Texas Tech University Health Sciences Center
The Affordable Care Act and Open Enrollment

The Affordable Care Act and Open Enrollment

the-affordable-care-act-and-open-enrollment- image0If you happen to be reading this on Tuesday, Oct. 1, know that today is historic. I say that because open enrollment starts today as part of the Affordable Care Act (ACA) and will end March 31, 2014. Insurance coverage for those who obtain it during open enrollment can start as soon as Jan. 1, 2014. If we had been around in 1940, when the first Social Security checks were issued, or in 1965, when the first Medicare card was issued (it went to President Harry Truman) then we would have some idea of today’s significance.
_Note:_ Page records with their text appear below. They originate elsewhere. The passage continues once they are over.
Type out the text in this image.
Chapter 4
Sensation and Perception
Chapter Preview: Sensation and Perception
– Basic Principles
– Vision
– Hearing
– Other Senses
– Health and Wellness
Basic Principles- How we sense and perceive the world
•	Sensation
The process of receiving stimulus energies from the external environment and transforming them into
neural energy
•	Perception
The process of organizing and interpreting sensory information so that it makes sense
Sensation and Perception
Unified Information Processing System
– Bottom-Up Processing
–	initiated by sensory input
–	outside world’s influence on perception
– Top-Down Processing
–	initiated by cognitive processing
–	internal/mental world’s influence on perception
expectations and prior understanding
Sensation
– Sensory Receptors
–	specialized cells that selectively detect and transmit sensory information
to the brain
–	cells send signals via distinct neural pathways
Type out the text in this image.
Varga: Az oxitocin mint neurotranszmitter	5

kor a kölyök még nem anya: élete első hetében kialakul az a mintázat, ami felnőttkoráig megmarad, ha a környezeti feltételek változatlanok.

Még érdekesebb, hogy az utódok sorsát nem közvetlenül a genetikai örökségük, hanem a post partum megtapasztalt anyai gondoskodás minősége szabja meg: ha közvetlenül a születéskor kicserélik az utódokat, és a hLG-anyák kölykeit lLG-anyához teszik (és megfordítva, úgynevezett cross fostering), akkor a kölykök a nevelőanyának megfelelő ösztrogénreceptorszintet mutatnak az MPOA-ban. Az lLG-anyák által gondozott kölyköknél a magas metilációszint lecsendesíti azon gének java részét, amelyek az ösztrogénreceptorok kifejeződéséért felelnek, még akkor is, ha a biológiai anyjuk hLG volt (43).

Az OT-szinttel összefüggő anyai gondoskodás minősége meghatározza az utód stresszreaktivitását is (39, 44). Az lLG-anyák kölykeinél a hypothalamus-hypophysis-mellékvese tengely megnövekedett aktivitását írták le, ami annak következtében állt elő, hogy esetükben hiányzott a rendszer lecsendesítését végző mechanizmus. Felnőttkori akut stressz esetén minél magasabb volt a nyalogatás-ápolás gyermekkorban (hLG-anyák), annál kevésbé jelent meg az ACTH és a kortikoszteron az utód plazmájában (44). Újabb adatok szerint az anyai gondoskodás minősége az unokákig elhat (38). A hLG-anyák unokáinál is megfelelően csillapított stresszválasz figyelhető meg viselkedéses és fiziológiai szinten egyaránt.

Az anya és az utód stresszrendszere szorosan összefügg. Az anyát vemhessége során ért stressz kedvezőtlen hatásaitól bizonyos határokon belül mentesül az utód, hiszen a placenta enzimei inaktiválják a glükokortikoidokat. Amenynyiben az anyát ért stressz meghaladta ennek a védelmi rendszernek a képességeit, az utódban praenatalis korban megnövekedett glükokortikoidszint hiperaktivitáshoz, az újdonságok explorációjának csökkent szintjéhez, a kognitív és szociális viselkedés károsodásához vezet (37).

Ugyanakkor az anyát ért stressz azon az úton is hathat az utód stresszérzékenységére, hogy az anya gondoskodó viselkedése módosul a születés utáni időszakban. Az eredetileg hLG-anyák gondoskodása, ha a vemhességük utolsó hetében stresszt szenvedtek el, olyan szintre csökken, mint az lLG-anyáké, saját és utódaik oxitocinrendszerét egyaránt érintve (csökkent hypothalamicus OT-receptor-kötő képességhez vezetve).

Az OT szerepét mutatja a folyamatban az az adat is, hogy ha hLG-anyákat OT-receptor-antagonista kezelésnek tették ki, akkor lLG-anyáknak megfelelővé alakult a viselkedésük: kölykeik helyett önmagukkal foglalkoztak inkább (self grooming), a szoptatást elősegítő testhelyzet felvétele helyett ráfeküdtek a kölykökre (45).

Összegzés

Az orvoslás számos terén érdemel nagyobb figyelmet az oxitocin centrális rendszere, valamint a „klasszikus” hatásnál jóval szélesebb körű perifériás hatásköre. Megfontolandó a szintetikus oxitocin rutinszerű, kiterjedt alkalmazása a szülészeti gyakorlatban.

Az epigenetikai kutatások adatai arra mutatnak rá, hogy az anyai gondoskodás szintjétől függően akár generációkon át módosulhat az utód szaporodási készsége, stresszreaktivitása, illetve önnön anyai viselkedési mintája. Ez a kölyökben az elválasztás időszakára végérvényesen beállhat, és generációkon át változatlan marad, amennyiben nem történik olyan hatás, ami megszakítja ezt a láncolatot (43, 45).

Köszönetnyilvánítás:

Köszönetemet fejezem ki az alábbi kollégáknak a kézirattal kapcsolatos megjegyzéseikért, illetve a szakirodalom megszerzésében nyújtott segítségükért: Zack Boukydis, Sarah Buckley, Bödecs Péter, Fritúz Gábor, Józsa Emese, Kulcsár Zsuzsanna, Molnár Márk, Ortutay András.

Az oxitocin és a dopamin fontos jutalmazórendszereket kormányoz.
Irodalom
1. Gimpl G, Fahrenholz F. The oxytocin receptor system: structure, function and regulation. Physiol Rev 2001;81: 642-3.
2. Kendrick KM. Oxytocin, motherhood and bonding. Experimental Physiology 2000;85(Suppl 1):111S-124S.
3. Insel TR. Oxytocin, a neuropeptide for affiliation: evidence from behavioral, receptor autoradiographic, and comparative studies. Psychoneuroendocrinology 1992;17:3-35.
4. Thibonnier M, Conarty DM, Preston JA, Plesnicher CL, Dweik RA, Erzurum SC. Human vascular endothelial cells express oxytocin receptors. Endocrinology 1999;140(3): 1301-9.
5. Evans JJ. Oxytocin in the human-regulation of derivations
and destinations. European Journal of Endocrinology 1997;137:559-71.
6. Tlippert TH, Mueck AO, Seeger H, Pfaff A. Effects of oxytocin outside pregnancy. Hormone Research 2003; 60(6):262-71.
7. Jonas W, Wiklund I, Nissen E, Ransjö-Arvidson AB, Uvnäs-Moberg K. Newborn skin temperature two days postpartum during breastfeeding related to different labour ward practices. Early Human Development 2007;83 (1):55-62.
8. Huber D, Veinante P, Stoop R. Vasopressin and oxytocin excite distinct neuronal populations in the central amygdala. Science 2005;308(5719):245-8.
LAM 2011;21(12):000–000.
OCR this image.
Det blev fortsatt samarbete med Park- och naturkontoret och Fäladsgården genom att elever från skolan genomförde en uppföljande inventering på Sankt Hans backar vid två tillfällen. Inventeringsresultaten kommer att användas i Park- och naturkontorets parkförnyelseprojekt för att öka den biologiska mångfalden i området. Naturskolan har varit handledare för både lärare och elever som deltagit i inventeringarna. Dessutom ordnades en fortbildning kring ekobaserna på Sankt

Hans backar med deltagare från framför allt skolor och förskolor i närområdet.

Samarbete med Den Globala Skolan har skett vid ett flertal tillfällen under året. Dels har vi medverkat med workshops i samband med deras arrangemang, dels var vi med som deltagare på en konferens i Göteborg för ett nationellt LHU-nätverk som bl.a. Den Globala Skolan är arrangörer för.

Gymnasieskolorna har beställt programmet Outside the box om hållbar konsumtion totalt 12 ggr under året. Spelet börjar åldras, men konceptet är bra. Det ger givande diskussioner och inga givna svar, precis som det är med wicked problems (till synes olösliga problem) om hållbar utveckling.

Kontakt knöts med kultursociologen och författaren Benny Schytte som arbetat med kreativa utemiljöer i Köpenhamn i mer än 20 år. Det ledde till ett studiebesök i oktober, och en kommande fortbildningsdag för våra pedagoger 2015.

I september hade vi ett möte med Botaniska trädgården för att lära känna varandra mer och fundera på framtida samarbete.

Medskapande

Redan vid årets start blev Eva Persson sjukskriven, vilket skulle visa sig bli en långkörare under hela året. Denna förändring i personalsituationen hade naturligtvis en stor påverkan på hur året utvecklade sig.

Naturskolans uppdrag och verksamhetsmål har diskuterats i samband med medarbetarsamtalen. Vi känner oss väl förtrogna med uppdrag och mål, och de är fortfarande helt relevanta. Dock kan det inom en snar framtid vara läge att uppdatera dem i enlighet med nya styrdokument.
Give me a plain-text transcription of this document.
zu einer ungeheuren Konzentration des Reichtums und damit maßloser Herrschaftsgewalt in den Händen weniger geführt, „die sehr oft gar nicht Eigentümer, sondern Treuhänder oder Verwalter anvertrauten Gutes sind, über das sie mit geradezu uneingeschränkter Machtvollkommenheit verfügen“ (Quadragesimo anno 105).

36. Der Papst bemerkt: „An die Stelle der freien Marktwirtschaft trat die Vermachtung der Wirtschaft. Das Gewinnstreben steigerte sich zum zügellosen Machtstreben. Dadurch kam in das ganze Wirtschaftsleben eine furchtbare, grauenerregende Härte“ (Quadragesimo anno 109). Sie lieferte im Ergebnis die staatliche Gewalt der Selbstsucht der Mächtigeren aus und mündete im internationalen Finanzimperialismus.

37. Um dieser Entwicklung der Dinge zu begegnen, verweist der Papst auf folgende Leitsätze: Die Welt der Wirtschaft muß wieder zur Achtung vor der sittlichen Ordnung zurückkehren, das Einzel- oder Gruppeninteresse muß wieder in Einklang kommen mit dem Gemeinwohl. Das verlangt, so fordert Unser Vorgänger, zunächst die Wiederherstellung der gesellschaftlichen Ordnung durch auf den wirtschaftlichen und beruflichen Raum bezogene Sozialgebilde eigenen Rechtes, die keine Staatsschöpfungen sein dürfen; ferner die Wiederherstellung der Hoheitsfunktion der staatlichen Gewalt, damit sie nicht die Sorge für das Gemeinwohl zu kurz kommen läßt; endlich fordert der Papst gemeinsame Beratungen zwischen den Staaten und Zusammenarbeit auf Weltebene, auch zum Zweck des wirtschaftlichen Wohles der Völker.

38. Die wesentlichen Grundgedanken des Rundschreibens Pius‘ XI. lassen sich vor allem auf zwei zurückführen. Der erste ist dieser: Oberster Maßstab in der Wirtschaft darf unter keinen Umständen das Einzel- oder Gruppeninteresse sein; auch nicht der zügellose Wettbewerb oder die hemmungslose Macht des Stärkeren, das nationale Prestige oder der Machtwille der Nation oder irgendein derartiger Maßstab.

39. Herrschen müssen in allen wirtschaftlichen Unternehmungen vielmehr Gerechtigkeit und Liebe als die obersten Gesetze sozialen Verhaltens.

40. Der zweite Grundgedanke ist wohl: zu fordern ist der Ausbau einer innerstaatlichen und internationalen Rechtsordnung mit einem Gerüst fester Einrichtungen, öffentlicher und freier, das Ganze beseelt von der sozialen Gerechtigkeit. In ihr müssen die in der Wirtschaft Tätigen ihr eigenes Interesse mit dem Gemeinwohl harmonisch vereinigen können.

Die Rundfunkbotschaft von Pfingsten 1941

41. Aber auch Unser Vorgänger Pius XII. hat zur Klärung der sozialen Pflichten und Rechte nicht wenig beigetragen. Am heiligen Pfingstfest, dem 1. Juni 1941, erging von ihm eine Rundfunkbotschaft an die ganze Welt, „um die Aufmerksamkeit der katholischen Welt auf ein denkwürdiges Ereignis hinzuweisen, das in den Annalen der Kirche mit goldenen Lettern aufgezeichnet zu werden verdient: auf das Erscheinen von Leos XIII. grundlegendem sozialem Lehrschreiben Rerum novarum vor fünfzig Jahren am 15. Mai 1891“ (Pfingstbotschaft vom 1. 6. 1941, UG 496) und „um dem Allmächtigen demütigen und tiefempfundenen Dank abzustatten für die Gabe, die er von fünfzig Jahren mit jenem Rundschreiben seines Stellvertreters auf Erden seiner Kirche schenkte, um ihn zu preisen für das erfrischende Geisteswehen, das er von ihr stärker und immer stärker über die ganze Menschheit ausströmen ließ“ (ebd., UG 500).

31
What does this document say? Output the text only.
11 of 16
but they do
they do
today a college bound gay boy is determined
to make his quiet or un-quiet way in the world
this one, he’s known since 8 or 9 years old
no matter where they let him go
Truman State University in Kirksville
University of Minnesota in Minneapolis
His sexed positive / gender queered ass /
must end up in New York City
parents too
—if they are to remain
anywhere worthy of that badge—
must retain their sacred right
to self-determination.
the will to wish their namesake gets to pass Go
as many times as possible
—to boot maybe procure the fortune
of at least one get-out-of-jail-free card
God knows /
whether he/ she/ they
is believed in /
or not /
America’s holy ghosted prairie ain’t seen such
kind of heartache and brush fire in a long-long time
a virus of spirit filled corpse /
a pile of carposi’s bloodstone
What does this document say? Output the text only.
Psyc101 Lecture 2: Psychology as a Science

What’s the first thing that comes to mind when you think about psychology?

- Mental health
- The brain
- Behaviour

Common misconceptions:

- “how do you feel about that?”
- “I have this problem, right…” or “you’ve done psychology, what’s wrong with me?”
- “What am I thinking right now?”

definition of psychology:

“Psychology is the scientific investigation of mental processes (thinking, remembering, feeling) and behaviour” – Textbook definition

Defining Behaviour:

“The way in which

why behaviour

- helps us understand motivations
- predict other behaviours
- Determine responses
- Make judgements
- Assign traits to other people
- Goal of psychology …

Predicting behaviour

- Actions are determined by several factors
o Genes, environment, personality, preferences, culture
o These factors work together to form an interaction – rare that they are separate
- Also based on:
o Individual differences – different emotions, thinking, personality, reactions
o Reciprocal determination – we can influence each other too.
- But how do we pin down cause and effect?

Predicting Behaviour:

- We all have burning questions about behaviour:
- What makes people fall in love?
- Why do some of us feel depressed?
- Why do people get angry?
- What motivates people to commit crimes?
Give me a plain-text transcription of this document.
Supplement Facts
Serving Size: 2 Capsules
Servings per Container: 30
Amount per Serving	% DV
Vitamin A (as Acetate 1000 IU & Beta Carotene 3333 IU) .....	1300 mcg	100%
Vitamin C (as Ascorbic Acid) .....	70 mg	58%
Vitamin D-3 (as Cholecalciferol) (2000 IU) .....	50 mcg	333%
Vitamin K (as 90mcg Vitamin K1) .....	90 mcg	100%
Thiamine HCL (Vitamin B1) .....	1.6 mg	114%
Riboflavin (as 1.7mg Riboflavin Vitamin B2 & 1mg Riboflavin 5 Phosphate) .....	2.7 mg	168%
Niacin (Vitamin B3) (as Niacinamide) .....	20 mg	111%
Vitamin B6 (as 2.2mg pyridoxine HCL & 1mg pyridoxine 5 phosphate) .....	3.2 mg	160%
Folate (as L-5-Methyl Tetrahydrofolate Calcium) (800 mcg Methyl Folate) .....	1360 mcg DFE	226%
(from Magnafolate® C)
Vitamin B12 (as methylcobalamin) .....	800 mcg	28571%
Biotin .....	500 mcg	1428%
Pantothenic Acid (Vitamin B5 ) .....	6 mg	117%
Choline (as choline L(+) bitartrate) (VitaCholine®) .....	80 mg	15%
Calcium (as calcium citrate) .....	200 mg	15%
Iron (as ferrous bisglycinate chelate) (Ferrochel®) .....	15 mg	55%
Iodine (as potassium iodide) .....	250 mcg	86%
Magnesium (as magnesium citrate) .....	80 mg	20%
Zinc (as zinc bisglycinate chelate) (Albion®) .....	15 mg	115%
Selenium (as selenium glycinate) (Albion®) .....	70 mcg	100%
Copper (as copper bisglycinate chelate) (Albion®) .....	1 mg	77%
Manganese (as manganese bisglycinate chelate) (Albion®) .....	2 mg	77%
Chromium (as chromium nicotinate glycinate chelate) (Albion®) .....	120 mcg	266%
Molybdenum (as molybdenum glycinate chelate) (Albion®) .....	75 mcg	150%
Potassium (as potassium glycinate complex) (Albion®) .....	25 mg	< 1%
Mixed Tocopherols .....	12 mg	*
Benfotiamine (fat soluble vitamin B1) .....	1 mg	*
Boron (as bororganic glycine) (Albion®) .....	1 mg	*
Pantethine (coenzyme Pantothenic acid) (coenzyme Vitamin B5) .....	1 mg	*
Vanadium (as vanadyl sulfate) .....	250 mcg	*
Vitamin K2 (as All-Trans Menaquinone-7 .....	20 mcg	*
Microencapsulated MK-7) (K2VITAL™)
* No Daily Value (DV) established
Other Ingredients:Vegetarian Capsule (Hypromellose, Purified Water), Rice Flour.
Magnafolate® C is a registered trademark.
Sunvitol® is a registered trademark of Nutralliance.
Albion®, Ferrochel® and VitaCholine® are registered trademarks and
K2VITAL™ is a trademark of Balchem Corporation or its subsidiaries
You can tell your grandchildren you remember the “real” start of the ACA — the day the exchanges (also now called marketplace) started. Remember the idea behind the exchanges — it is that most of the 45 million Americans without health care coverage can obtain coverage either by qualifying for Medicaid or through purchasing insurance on the exchange. Insurers selling plans on exchanges will have to provide a set of essential benefits and many who get their insurance through an exchange will receive a subsidy based on their income. For example, a family of four with income between $23,550 and $31,400, will pay 2 percent of that income for coverage, while a family of four with income between $70,650 and $94,200, will pay 9.5 percent.

Here are two more examples from Texas: after subsidies, a 27-year-old with an income of $25,000 would pay $145 per month for the benchmark second-lowest-cost silver plan, $133 for the lowest-cost silver plan, and $83 for the lowest-cost bronze plan. A family of four with an income of $50,000, again, after subsidies, could expect to pay $282, $239 and $57, for the same plans.

And, it is the law that we (all of us) either have to have health care coverage or pay a fine.

How is this going to work out? That remains to be seen.